I just read this as your repost today. It’s only gotten worse. I mentor new dentists and many have 500k to 700k in student debt. I feel for these docs. I can help them get incomes over 200k and the truly motivated will go higher to 400k plus after a few years but I wish someone was beating the drum to not accept these terms. The schools wont change until people wont pay the freight.
I agree there is precious little incentive for a medical or dental school to charge lower tuition when there is a line out the door of the most expensive school in the country.
At some point you just have to say no, it’s not worth it. With that much debt, the dental assistant who went to community college for 4 figures in tuition per year and then earns 65k at age 21 would have higher take home pay a much better lifestyle then the dentist after student loan payments.
If the dental assistant knows anything about 401k, roth IRA and investing they will reach a higher net worth than the dentist even at age 50 or 60.
Hey WCI, I’m curious why refinancing isn’t an option specifically identified in your article? While the borrower in the example above may have a hard time refinancing, I think others may very well benefit from doing what they can to reduce their interest from the outset if they’re committed to paying their loans down quickly.
In our case we refinanced over $500k and saved more than $12k in interest alone the first year by cutting our interest rates nearly in half. Even though the outstanding balance was huge, that extra $12k helped us reach $50k in debt reduction in the first year. Then, in the years that followed, wage increases took care of the rest and we were able to pay off everything in under 6 years. Our starting D:I ratio was well above 2, but we had a few things working for us:
We weren’t stuck with 6-8.5% loans.
We didn’t earn in Year 5 what we earned in Year 1.
Those two things may be but a glimmer of hope for those out there that are already stuck with a debt:income ratio of >2 and feeling a bit hopeless.
Wow! I wrote an article mentioning student loans and didn’t plug my refinancing partners in it? That might be a first.
I agree if you are going to pay off your loans that you should finance them early and often.
Here are my recommended resources: https://www.whitecoatinvestor.com/student-loan-refinancing/
I also agree that debt to income ratios aren’t static.
Great post. Unfortunately the reality of paying down your student debts has become an incredibly complicated situation with the prospects of PSLF. Lots of opportunity for moral hazard if you try to game the system with loans in professional school, then if you end up with the big debt load but don’t do academics you’re stuck with the check. Not a huge deal if you’ve been investing the difference, but we all know the downfall of behavioral economics.
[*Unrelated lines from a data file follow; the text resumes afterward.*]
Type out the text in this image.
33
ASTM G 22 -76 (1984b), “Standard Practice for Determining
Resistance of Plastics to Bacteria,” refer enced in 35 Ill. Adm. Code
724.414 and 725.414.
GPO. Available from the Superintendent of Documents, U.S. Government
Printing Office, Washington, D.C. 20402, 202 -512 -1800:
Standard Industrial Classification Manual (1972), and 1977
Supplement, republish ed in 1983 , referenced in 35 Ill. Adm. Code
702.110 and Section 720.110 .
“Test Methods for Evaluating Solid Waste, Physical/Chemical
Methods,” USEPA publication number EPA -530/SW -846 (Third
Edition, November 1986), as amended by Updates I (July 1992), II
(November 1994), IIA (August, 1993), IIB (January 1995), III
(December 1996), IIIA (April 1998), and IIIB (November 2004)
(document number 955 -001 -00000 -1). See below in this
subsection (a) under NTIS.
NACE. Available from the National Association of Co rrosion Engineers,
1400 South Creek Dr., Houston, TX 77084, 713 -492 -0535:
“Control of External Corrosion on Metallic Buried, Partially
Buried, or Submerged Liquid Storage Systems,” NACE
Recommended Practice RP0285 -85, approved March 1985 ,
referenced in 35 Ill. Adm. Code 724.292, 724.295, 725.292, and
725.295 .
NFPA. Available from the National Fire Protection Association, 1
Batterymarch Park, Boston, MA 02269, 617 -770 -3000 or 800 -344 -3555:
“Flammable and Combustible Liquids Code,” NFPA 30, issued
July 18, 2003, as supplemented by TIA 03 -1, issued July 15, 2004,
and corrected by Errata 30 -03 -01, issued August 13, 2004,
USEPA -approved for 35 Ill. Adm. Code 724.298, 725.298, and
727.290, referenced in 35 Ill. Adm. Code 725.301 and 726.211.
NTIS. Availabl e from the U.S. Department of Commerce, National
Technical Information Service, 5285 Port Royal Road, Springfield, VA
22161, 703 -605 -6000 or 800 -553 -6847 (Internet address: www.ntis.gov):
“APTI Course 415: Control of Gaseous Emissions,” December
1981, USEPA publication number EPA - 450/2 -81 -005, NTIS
I certainly won’t begrudge anyone who eventually benefits from PSLF. If it works out that I pick an academic job and have some loans forgiven after 10 years I’ll be doing it myself. But it seems like such an incredibly perverse incentive to dangle fat stacks of debt in front of students, show a potential carrot of magically forgiving them after 10 years, then hitting the labor force and realizing qualifying jobs are either not what they are cracked up to be or not as plentiful as you thought. I prefer a world where reducing the loan burden is always the right choice.
Agreed. The problem is the tuition bill, not the loans to pay it.
Is anyone influential to teenagers asking them to be aware of this issue of debt to earnings? If only this was the mantra of Cardi B and Post Malone we might see a change.